Can the Los Angeles Angels Succeed Without a Reliable Bullpen?

By Jose Serrano

Mar 31, 2014; Anaheim, CA, USA; Los Angeles Angels manager

Mike Scioscia

pats Los Angeles Angels starting pitcher

Jered Weaver

(36) on the back after lifting him in there 6th inning against the Seattle Mariners in an opening day baseball game at Angel Stadium of Anaheim. Mandatory Credit: Robert Hanashiro-USA TODAY Sports

Moments before Mike Zunino launched Angels reliever Fernando Salas’ first pitch over the left field fence, defeat already read across manager Mike Scioscia’s face. The three-run homer last night was salt in the open wound that has epitomized the Angels this season and further proveds that their success rests with an unproven bullpen.

The Seattle Mariners sweep a series in Angels Stadium for the first time since 2006. Angels pitching did little to prevent that, allowing 17 extra-base hits and 15 walks in the three-game set. Scioscia said as much in a post-game press conference Wednesday, acknowledging that Jered Weaver’s Opening Day outing was the team’s only semblance of decent pitching.

Kevin Jepsen gave up back-to-back home ninth inning runs Monday ballooning a one-run game into a seven-run blowout. Tuesday, Michael Kohn put a three-run game further out of reach, gifting Brad Miller with a two-run homer that cleared the out-of-town scoreboard. And while last night’s game was already out of hand before Salas reached the mound, he did nothing to lessen the blow.

The Angels rank last in team ERA (8.33) and have allowed the most runs (25) among American League teams this season. It’s a small sample size but still indicative of problems that have carried over from last year when relievers finished 13th in ERA (4.12) and third in earned runs allowed (226).

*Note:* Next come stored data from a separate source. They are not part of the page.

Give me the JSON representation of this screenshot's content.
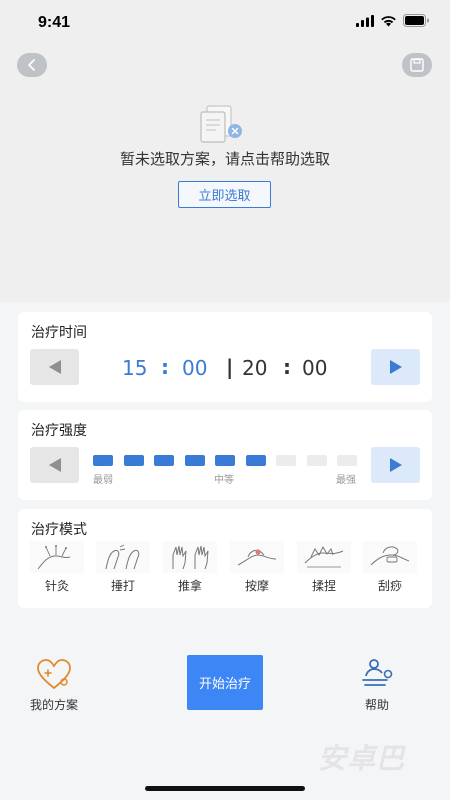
{
  "status": {
    "time": "9:41"
  },
  "empty": {
    "message": "暂未选取方案，请点击帮助选取",
    "button": "立即选取"
  },
  "time_card": {
    "title": "治疗时间",
    "start_hour": "15",
    "start_min": "00",
    "sep": ":",
    "divider": "|",
    "end_hour": "20",
    "end_min": "00"
  },
  "intensity_card": {
    "title": "治疗强度",
    "level": 6,
    "max": 9,
    "label_min": "最弱",
    "label_mid": "中等",
    "label_max": "最强",
    "active_color": "#3a7bd5",
    "inactive_color": "#ececec"
  },
  "mode_card": {
    "title": "治疗模式",
    "modes": [
      "针灸",
      "捶打",
      "推拿",
      "按摩",
      "揉捏",
      "刮痧"
    ]
  },
  "bottom": {
    "plan": "我的方案",
    "start": "开始治疗",
    "help": "帮助"
  },
  "watermark": "安卓巴"
}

With Dane De La Rosa and Sean Burnett still sidelined, the Angels have few reliable options. Even unofficially named closer Ernesto Frieri hasn’t shown an improvement. The Columbian right-hander posted a career-worst in ERA (3.80), hits allowed (55), and home runs (11) last season and despite a solid spring, Frieri already has two home runs on his record in just one inning. He is one of five Angels relievers with an above 6.00 ERA.

The 2014 season is still in its infant stages, but patterns set now are not shaken easily. If Scioscia can’t right the ship now, problems in the back-end of the pitching staff will resonate throughout team and another missed postseason appearance will follow.